In Institution 2, 140 patients who underwent radiography and MRI from January 2011 to December 2021 and were diagnosed with OLVF in MRI interpretation reports by radiologists in daily practice were included in this study. In patients with fresh OLVF, lumbar vertebrae MRI was performed with a mean of 8.1 ± 10.9 days after radiography was acquired. After image collection, two fresh and one old OLVF patient were excluded based on the same exclusion criteria as in Institution 1. As a result, 137 subjects were employed in this study (Figure 2b).

2.2. Image Acquisition

In Institution 1, radiographs were acquired using either the flat panel detector (FPD) of the CALNEO Smart C77 or the CALNEO MT (FUJIFILM Medical Co., Ltd., Tokyo, Japan). CALNEO Smart C77 uses CsI scintillators, and CALNEO MT uses GOS scintillators. For both FPDs, a real grid (8:1 grid ratio) (Mitaya Manufacturing Co., Ltd., Saitama, Japan) was used for scattered radiation removal instead of a scattered radiation correction process such as a virtual grid (FUJIFILM Medical Co., Ltd., Tokyo, Japan). The acquired image size was 10 × 12 inches, the pixel size was 0.15 mm, and the grayscale depth was 14 bits. The source-to-image receptor distance (SID) was 110 cm, the tube voltage was 85 kV, and the current value was automatically determined by the auto exposure control (AEC) system according to the patient’s body thickness. The X-ray generator was RAD Speed Pro (SHIMADZU Corporation, Kyoto, Japan). All MRI images were acquired using a 1.5 Tesla MRI system from Ingenia (Philips Healthcare, Best, The Netherlands).

In Institution 2, radiographs were acquired using either of three FPDs. The X-ray generator and FPD in each room are shown in Table S1. The scattered radiation removal was performed on a real grid with a grid ratio of 8:1 or 10:1. The acquired image size was 14 × 17 inches, the pixel size was 0.15 mm, and the grayscale depth was 14 bits. The SID was 130 cm, the tube voltage was 90 kV, and the AEC system automatically determined the current value. An MRI was performed in a total of five rooms. The imaging equipment and magnetic field strength in each room are shown in Table S2.
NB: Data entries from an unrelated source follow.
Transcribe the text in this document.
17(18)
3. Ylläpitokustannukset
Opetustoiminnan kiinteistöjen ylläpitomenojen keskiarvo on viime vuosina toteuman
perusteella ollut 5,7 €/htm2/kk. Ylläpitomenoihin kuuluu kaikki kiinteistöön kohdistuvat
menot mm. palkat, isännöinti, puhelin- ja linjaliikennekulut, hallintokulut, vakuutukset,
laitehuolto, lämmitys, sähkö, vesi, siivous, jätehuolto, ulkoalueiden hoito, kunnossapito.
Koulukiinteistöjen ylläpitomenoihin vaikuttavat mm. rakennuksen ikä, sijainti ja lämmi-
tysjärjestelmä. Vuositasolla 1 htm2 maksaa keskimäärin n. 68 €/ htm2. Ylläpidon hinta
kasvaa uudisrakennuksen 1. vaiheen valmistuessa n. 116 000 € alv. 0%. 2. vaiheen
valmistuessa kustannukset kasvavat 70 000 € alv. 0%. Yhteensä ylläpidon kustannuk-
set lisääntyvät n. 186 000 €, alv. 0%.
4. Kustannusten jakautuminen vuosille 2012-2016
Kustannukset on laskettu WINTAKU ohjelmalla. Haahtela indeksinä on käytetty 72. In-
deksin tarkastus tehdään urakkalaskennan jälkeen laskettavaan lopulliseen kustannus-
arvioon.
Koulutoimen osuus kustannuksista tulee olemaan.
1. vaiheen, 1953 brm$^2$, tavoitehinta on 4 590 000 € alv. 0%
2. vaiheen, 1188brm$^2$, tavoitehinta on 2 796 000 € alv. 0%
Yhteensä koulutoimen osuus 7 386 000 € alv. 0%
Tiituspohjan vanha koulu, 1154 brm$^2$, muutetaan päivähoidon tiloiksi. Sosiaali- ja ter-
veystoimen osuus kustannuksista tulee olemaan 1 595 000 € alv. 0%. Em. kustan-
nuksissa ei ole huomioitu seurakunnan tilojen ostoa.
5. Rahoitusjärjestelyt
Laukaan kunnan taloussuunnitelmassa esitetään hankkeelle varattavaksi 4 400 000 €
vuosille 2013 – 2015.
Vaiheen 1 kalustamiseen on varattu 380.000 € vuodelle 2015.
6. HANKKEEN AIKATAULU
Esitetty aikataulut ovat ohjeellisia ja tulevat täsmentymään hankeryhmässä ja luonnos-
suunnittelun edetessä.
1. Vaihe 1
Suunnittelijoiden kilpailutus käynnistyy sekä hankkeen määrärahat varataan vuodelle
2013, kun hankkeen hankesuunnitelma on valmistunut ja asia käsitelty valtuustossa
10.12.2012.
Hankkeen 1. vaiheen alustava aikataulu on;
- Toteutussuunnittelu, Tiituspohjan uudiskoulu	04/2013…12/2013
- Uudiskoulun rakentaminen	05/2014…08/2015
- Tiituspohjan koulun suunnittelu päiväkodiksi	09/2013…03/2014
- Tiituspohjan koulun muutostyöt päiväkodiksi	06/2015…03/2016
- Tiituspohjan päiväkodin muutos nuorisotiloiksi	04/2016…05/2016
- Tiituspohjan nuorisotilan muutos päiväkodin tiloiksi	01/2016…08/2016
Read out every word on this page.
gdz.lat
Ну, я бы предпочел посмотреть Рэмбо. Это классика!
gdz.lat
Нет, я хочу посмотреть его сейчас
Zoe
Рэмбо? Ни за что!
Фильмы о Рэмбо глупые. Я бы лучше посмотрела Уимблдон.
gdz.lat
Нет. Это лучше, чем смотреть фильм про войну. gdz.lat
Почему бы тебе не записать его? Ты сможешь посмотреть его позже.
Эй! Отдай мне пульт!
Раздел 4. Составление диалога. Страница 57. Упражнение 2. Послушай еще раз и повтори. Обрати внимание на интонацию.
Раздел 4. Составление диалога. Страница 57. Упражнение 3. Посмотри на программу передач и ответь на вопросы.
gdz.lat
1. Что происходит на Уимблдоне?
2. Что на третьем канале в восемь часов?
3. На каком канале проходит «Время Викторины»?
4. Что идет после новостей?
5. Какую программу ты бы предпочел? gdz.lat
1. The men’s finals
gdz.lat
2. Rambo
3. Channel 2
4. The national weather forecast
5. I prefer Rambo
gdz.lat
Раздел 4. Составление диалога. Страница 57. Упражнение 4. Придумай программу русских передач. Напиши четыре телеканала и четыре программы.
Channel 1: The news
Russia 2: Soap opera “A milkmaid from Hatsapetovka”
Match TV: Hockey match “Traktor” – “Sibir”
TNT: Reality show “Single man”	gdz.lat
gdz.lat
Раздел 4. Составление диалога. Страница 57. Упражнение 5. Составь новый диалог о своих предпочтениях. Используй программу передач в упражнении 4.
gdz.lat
2.3. Vertebral Body Detection with You Only Look Once

The automatic object detection algorithm used in this study was YOLOv5. There are five main models available to the public: YOLOv5 n/s/m/l/x. The main differences between versions are the automatic detection accuracy and calculation load. In this study, YOLOv5x (the largest) was selected and finetuned in training. Training and validation were conducted using 5728 training images and 1432 validation images (8:2 ratio), with a 10-fold augmentation of 716 radiographs from 415 patients in Institution 1. The image augmentation was performed using Imgaug, a Python library. Details of the image augmentation process are shown in Table 1. A total of six image processing steps were combined to create the processed image. The intensity of each process was randomly determined between the maximum and minimum values. Eighty radiographs were randomly selected out of 137 radiographs from 137 patients in Institution 2 and used for the test. One radiological technologist manually set the ground truth bounding box using the free software labelImg. All sample images were converted to 8-bit PNG images of 640 × 640 pixels. The following parameters were determined by hyperparameter evolution, a method of hyperparameter optimization using a genetic algorithm included in the YOLOv5 system: epochs, 300; batch size, 4; initial learning rate, 0.00967; momentum, 0.92755; weight decay, 0.00057.

2.4. Sample Creation

Each lumbar vertebra was automatically cropped based on the bounding box coordinates detected by YOLOv5. After cropping, a histogram flattening process was applied. The image resolution was resized and padded as necessary to 166 (W) × 140 (H) pixels (Figure 3). In this sample creation phase, 99 and 23 sample images were excluded from Institutions 1 and 2, respectively, due to the adverse conditions shown in Figure 2.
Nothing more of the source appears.